Audiophile Circuits League haben sich auf die Fahne geschrieben, hervorragend klingende Musikinstrumente zu bauen, die gut bedienbar sind und viele Möglichkeiten des Eingriffs in den Klang und dessen Modulation geben. Auch wenn ich an der einen oder anderen Stelle mit einigen kleinen Mikroreglern des ACL Eurorack auf dem Kriegsfuß gestanden habe und mich die sehr kleine Beschriftung zum Einsatz einer Sehhilfe genötigt hat, stimme ich diesem Ansatz dennoch vollkommen zu. Vor allen Dingen die Hauptmodule, wie die VCOs und die Filter haben es echt in sich. Selbst der Panning-Amplifier und das Audiointerface sind extrem vielseitig und nicht nur irgendwas, wo „Audio rauskommt“. Alle Baugruppen genügen höchsten Qualitätsansprüchen und der Sound ist in jedem Fall exzellent. Das schlägt sich natürlich auch im Preis für einzelne Module nieder. Aber was soll’s? Hier bestätigt sich, dass Qualität nun mal ihren Preis hat.

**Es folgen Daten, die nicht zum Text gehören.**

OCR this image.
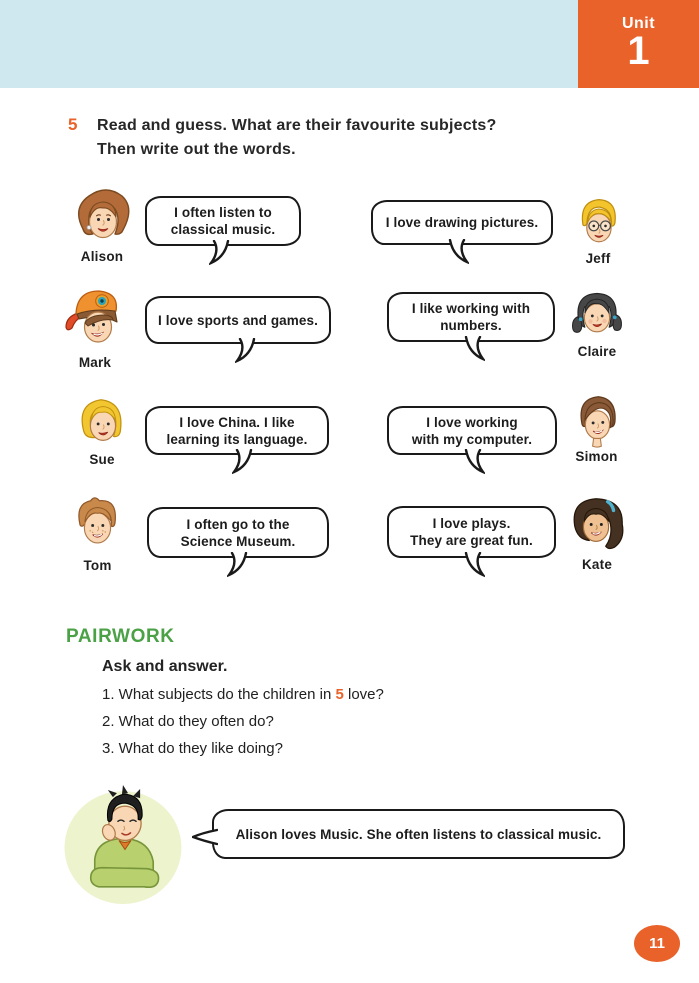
Unit
1
5 Read and guess. What are their favourite subjects?
Then write out the words.
Alison
I often listen to
classical music.	I love drawing pictures.
Jeff
Mark
I love sports and games.
I like working with
numbers.
Claire
Sue
I love China. I like
learning its language.
I love working
with my computer.
Simon
Tom
I often go to the
Science Museum.
I love plays.
They are great fun.
Kate
PAIRWORK
Ask and answer.
1. What subjects do the children in 5 love?
2. What do they often do?
3. What do they like doing?
Alison loves Music. She often listens to classical music.
11
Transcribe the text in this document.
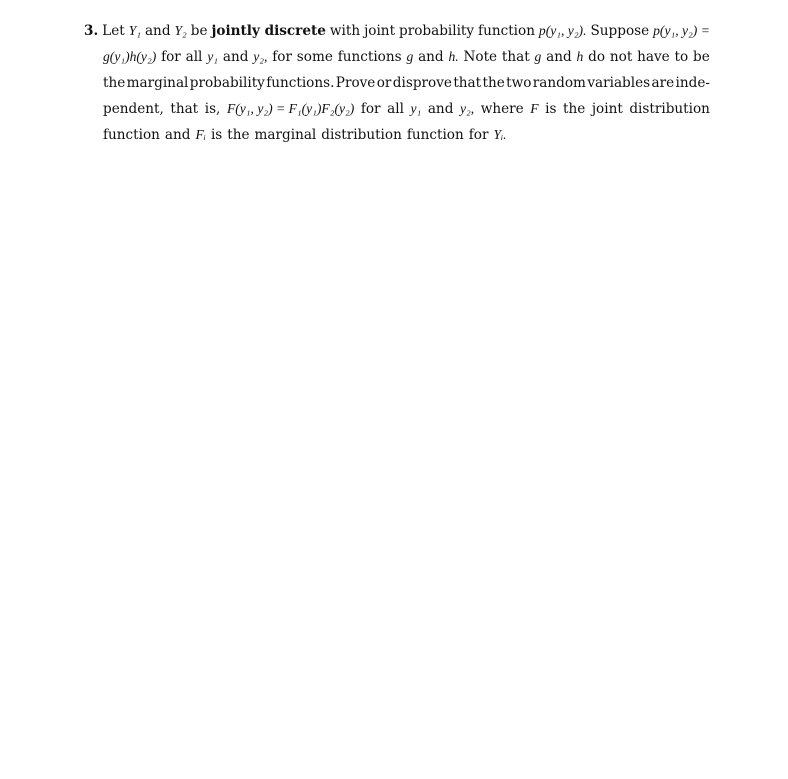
3. Let Y₁ and Y₂ be jointly discrete with joint probability function p(y₁, y₂). Suppose p(y₁, y₂) =
g(y₁)h(y₂) for all y₁ and y₂, for some functions g and h. Note that g and h do not have to be
the marginal probability functions. Prove or disprove that the two random variables are inde-
pendent, that is, F(y₁, y₂) = F₁(y₁)F₂(y₂) for all y₁ and y₂, where F is the joint distribution
function and Fᵢ is the marginal distribution function for Yᵢ.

Die ACL Eurorack-Module haben reichlich Patchpunkte. Das lädt zum Experimentieren ein. Die Layouts der Module sind für den einen oder anderen vielleicht etwas gewöhnungsbedürftig. Look & Feel sind weit weg von Moog‘schem Charme und erinnern eher an die Ergonomie von Schaltkonsolen eines Kraftwerks (oder an das alte Roland System 100). Aber das hat was! Dieser technoide Charme verleitet schnell dazu, sich (auch gedanklich) von Standard Modular Patches weg zu bewegen und etwas anderes auszuprobieren. Wer sich nun überlegt, ein Eurorack System neu aufzubauen oder ein bestehendes System ergänzen will, der sollte an ACL auf keinen Fall vorbeischauen. Und wer Fragen hat, kann sich gerne an Stefan und Martin persönlich wenden. Vielleicht bei einem Meet & Greet in Berlin? Es lohnt sich bestimmt. Die Audiophile Circuits League hat für mich das Zeug zum Super-Hero-Status. Den können sie erreichen, wenn die bestehende Modulpalette vielleicht auch noch um Komplettsysteme und ein Multiple erweitert werden. Aber an Letzterem wird ja bereits gearbeitet…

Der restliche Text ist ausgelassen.